From anti-money laundering practices to consumer analysis in financial services, from data privacy to joint disease diagnosis and drug development in healthcare, joint intelligence analysis and anti-corruption in government agencies, and many more – a wide range of possibilities – new business data protection solutions using advanced cloud-based data protection solutions represent only a small part of the new solutions.

Some companies are content to wait until the security of the data they use is ubiquitous before they complete their digital transformation. As privacy computing opportunities increase and new secure cloud services develop seamlessly, technology companies have a clear opportunity to innovate and collaborate with cloud service providers to bring new categories of secure products to market – ahead of competition and regulators.

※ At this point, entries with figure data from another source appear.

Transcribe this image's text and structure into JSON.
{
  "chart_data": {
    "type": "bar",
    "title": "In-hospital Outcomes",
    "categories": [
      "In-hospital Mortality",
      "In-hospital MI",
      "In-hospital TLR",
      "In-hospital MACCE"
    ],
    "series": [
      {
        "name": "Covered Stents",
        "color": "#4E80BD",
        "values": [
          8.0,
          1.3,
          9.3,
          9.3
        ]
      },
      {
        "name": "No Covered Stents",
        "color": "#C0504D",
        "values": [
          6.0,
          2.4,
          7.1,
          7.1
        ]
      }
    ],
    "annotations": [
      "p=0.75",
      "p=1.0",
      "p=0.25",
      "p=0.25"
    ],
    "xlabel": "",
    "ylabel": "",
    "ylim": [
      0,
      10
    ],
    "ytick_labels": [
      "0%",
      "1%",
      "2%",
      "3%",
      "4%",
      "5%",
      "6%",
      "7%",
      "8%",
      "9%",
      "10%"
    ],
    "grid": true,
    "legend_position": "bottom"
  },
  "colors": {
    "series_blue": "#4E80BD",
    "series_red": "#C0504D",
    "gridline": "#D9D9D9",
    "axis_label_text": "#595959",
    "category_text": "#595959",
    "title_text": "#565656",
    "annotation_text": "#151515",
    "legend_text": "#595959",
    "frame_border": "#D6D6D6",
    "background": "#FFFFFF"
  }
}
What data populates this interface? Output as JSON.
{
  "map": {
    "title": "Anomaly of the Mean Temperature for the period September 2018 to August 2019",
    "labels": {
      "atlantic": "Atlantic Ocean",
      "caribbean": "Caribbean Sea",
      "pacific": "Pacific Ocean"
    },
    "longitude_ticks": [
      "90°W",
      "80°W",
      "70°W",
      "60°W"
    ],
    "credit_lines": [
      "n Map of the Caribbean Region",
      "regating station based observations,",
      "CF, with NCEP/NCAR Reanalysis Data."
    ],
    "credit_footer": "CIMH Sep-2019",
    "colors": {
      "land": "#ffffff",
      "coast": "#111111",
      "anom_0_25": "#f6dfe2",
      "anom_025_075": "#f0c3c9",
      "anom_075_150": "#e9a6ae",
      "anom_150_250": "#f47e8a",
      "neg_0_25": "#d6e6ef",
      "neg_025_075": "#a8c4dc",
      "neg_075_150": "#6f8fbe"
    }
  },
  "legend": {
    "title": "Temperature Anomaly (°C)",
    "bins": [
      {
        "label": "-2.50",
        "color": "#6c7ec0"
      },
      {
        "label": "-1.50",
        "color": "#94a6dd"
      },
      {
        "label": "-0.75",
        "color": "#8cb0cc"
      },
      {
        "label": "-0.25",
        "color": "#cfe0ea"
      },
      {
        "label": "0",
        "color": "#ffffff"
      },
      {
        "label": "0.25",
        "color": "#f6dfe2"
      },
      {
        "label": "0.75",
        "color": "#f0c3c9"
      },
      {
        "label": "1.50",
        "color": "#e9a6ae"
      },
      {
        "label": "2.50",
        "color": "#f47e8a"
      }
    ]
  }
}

That’s what it looks like: Microsoft, Google has announced the expansion of the availability of secure virtual machines.

Viewing desk

Gunter Ollmann is currently the director of Microsoft’s Cloud Security and Artificial Intelligence business unit. He is an experienced information security leader who has identified and pursued new security markets through his work with world-class companies such as Microsoft and IBM X-Force, as well as startups such as IOActive and Damballa. As an experienced C-level executive and technologist, Mr. Allmann has been involved in dozens of M&A transactions (as a buyer, acquirer, advisor, or consultant) ranging in value from tens of millions of dollars to billions of dollars.